Often, with their acute business acumen, they’ll make surprising suggestions and say why a particular element needs to be highlighted. This is where they truly shine – but you can help to ensure their words are poised and polished.
Once you have a clear understanding of what needs to be said, sit with the client and summarise their thoughts clearly and concisely; help them to frame their words so that they’re immediate, evocative and impactful. Essentially, it should feel like they have a ghost-writer on site; the words and the sentiment are their own, but you’re there to make them really pop. No jargon, no legalese – just concise copy.
Of course, lots of companies have an expectation of being politically impartial or there may be sensitivities toward giving political opinions. To navigate this, you might have to remind the spokesperson to make sure they ground their statements in fact, probing them to gain some balance or helping them to stay calm and level headed. Of course, some organisations are free to let it rip and say exactly how they feel, but the advantages and disadvantages of doing so need to be considered as an opinion one way or the other will change how people perceive the client or their spokesperson.
Delivering the story and shaping the narrative
Once you’ve really cracked to the crux of the story, you’ll need to deliver it to the right journalists.
Getting coverage for your hot-take is a major struggle, especially for events such as the Spring Statement where it seems as if every PR is out for the same thing. Journalists will be bombarded with commentaries and reaction so speed and quality are of the essence.
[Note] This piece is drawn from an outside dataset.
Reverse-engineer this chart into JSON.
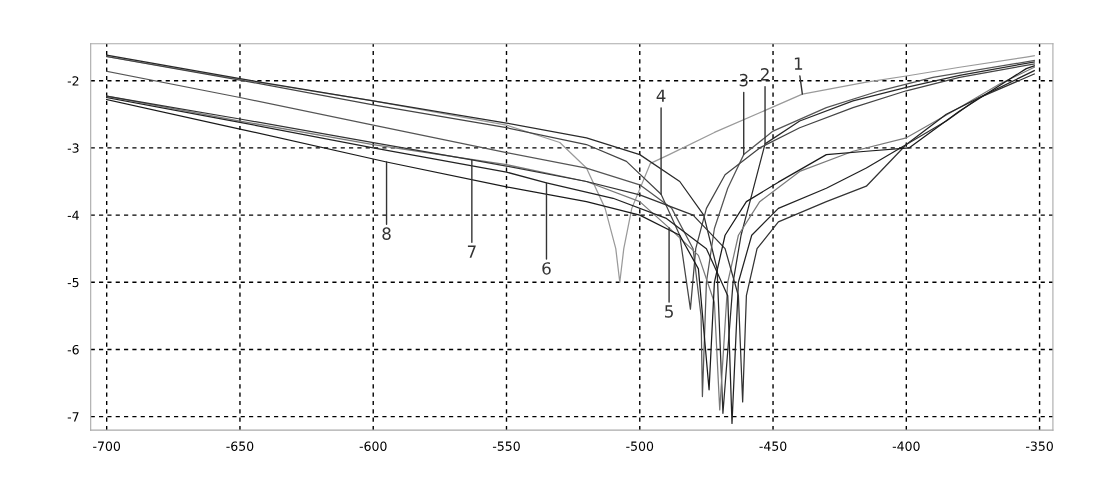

To grease the wheels before the announcement, we recommend creating a list of hyper-relevant journalists and publishers that you’d like to pitch your response to. Sometimes it can be advantageous to have spoken to key journalists in advance to make them aware of what content you can provide them – this allows you to discuss any specific requests they have for commentary so it can be exactly what they’re looking for.
Once you’re ready, send out the bespoke, unique commentary to these journalists and also widely share a more general response which can be distributed like a press release, as fast as you can.
After this, make sure to carefully monitor media outlets for any mention of your outspoken clients and the businesses they represent across the UK and respond to journalists with any follow-up questions or requests.
Hopefully, you can then report on the great results to your client. This report should detail the coverage and its value to your clients in terms of the audience it reached and its quality.
It’s not all about third party media
Of course, sharing commentary with third party media is only half the battle. There’s also value in your clients communicating more directly to their existing audiences, clients and customers.
Whether it’s through social media, marketing emails, or on a website, it pays to prepare this ‘owned media’ content alongside the material that you’ll share with external media.
Once you’ve agreed their response, this might involve whisking the spokesperson to a studio and coaching them as they record a piece to camera to produce a social media clip, or it might mean preparing a short quote to be posted as a graphic.
One client we work with goes the whole hog, hosting a live webinar after each budget, as well as a full, written response that’s shared on their website and in a client email. And that’s on top of bespoke earned media commentary and a generally distributed response. In this instance, it pays to be prepared.
Audiences for this kind of commentary, pitched in the right way and targeted to a specific readership, can be enormous. Budget responses often rank as the best-read pages on clients’ websites and capture terrific engagement on social media.
Meanwhile, media coverage can hit the big leagues, sometimes reaching national mass media audiences, or being featured in the best-read local, trade or industry press.
But if you’re not careful, quick, concise or relevant enough, you might be shouting into the void, so professional support is invaluable at times like these.